Jamal was a jazz innovator known for his minimalistic and restrained playing, which laid the groundwork for “cool jazz.” He is perhaps best known for his arrangement of the jazz standard “Poinciana,” which appears on his best-selling 1958 album Live at the Pershing: But Not For Me, and the 1970 Ahmad Jamal Trio album The Awakening.
Born in Pittsburgh, Pennsylvania, Jamal began playing piano at age three. He studied under Mary Cardwell Dawson—noted singing instructor and founder in 1941 of the National Negro Opera Company—at the age of seven, and pianist James Miller during his early teens. By the time he turned 17, Jamal began touring in George Hudson’s Orchestra. In 1951, Jamal moved to Chicago and founded his first trio, the Three Strings. They were discovered by John Hammond, who signed them to Okeh Records. Later the same year, Jamal released his first album as a bandleader, Ahmad’s Blues, on the label. The Three Strings became the house trio at Chicago’s Pershing Hotel in 1958, and it was during their residency there that they recorded the now-legendary But Not For Me.
In a 1985 interview with NPR, Jamal said jazz is “sort of a unifying force” across generations. “[In Pittsburgh] I used to practice and leave the door open hoping that someone would come along and discover me one of these days. It never happened. I had to leave home for that,” he laughed. “I was asked a few days ago, we were doing a seminar in Kansas City at the university there, and a young man asked me what is my favorite product, my favorite LP or whatever, and I said, ‘The next one.’ The most put-together one, or the one I think was close to artistic perfection, as much as I can get to my own person, would be 628, the one At the Pershing. I made one mistake though!”

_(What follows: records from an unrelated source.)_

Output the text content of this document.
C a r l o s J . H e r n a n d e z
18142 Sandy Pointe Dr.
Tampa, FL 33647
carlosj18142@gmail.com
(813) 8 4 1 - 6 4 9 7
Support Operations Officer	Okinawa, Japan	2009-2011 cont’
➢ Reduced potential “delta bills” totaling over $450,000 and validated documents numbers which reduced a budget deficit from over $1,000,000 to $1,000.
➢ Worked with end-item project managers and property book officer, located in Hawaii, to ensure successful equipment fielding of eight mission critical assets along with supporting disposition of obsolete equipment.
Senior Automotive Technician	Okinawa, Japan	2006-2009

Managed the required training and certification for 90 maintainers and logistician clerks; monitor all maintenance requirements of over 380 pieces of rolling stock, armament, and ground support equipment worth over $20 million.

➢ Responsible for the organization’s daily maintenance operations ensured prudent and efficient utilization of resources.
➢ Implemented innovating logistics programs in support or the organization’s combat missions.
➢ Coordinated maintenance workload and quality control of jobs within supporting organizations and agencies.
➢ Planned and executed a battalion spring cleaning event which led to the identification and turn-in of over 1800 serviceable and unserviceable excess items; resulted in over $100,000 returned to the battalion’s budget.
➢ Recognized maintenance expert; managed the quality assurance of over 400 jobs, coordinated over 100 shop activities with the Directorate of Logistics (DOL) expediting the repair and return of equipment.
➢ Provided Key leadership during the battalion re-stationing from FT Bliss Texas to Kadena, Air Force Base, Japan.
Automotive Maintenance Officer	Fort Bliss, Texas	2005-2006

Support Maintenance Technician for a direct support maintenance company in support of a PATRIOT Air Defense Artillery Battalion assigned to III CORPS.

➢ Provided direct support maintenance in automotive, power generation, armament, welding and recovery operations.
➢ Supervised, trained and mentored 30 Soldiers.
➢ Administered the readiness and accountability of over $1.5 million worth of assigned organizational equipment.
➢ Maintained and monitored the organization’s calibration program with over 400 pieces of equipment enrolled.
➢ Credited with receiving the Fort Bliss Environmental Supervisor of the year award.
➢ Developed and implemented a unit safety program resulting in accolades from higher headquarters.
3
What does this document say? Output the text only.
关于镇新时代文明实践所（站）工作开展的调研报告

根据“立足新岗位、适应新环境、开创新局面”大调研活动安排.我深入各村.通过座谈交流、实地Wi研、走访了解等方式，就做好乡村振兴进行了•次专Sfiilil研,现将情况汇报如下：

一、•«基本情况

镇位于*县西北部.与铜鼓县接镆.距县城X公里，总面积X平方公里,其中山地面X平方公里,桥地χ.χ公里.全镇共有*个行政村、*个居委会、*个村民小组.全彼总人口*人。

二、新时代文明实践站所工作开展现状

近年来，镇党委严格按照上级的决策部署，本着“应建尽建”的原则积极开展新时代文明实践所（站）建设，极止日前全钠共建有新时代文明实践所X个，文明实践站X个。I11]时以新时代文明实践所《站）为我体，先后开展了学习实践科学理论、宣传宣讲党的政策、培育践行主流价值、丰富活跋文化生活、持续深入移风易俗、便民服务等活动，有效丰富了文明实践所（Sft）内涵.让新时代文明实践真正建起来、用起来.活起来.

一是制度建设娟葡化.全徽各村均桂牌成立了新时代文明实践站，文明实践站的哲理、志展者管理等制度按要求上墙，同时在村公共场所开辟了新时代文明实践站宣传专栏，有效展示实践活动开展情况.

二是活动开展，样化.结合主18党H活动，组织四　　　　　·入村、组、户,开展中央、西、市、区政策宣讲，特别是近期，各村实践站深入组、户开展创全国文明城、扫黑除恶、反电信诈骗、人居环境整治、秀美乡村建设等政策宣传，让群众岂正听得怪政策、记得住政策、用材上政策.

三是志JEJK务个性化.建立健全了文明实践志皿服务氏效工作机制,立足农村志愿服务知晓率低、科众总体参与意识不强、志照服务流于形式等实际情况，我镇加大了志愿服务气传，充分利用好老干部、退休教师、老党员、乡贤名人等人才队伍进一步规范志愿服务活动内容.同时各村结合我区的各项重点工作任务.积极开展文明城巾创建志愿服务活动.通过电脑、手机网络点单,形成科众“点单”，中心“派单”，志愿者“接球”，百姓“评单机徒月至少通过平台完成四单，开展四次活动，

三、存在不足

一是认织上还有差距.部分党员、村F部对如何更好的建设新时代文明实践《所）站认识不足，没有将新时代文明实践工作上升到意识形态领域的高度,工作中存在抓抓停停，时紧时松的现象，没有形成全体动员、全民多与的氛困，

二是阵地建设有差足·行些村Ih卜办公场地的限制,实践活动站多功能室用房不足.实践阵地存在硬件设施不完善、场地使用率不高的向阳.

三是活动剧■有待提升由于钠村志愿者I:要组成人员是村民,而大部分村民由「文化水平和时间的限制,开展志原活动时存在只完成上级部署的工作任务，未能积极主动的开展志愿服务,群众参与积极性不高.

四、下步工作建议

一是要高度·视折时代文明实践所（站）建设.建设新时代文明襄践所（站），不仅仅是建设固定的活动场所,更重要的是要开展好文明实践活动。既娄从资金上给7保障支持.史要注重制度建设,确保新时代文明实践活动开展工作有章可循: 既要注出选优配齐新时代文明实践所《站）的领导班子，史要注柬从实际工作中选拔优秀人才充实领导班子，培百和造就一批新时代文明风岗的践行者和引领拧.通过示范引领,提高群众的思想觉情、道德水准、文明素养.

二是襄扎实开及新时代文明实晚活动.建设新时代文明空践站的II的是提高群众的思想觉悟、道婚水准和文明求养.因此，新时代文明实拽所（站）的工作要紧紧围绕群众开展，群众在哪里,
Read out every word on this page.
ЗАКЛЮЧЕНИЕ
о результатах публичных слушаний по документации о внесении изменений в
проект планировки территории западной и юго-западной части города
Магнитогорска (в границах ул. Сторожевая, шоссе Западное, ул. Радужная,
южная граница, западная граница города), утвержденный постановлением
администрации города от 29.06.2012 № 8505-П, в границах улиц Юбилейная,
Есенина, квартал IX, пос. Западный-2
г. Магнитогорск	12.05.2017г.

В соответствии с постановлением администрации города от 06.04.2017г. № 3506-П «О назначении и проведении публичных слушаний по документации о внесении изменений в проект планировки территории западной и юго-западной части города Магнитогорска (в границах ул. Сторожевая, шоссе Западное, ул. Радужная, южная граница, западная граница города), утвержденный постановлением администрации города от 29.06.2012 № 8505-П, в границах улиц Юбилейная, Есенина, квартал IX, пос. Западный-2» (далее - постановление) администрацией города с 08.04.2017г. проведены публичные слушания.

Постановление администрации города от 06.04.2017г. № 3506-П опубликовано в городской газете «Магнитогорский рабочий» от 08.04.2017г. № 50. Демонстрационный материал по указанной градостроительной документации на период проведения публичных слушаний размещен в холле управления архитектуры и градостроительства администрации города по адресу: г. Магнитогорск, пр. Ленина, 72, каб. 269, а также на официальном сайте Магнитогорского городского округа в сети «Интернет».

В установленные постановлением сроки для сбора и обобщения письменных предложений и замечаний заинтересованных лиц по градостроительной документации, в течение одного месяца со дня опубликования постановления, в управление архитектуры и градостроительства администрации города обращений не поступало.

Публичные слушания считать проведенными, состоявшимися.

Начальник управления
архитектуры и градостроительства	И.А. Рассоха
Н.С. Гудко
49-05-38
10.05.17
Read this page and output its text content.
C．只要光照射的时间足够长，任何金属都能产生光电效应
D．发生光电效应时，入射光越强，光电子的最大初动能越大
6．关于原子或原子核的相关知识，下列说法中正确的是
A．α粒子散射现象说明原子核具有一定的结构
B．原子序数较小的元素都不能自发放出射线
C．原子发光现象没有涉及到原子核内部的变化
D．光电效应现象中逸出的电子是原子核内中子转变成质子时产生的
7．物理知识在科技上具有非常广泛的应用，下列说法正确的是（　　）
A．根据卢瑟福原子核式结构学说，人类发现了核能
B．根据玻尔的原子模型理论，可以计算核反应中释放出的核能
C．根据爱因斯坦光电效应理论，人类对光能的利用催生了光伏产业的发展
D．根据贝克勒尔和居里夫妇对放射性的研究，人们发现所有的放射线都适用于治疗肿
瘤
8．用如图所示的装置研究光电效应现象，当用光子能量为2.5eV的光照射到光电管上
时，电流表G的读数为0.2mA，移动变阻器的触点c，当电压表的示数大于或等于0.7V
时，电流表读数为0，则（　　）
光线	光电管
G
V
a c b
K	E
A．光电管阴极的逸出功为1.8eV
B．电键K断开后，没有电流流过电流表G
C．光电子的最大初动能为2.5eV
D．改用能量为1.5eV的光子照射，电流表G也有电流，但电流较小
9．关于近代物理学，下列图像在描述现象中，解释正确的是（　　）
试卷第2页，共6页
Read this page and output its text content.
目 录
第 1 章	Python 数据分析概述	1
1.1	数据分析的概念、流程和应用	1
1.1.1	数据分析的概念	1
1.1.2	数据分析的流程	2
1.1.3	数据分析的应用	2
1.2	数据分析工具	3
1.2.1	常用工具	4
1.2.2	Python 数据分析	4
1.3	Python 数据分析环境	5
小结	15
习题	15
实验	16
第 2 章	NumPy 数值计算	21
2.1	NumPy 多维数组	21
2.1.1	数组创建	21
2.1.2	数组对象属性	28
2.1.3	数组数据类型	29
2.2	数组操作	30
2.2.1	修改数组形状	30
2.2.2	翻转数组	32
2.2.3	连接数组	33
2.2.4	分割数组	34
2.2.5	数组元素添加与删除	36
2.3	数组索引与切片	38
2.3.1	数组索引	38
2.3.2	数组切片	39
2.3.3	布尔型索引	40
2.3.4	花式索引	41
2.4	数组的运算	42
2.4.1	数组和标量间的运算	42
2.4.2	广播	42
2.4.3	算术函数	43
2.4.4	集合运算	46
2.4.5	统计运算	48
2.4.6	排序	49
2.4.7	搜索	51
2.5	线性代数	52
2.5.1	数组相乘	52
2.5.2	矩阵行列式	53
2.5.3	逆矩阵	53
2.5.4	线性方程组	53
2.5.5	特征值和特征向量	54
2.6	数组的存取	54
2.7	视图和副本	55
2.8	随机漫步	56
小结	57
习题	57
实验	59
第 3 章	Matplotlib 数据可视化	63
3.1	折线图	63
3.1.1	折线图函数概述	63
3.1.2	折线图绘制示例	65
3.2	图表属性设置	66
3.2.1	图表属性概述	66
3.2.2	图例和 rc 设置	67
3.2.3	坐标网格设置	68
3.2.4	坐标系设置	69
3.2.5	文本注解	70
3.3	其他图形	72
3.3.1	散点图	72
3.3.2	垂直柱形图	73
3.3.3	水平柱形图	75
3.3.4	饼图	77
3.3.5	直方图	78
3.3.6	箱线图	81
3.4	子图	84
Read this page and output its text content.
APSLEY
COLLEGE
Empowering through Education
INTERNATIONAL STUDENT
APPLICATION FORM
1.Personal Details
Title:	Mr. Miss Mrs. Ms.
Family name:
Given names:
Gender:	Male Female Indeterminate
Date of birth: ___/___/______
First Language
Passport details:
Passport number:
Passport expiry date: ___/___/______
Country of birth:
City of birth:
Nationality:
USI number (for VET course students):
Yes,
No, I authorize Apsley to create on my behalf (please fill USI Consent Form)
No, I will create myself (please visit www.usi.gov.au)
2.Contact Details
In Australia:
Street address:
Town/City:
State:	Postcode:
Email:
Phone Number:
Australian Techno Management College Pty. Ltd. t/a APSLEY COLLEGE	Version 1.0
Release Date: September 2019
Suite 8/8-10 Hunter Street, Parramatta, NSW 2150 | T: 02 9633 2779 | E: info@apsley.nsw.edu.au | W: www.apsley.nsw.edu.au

Throughout his six-decade career, Jamal released over 70 albums, ranging from solo piano work to jazz trios to collaborations with string quartets. His last was 2019’s Ballades. Two years prior, in 2017, he received the Grammy Lifetime Achievement Award for his work.
The Awakening, Jamal’s 1970 masterpiece recording with Jamil Nasser on bass and Frank Gant on drums, has been sampled in tracks by Gang Starr, Shadez of Brooklyn, and Nas. Miles Davis also considered Jamal a huge influence, writing in 1989, “I have always thought Ahmad Jamal was a great piano player who never got the recognition he deserved.”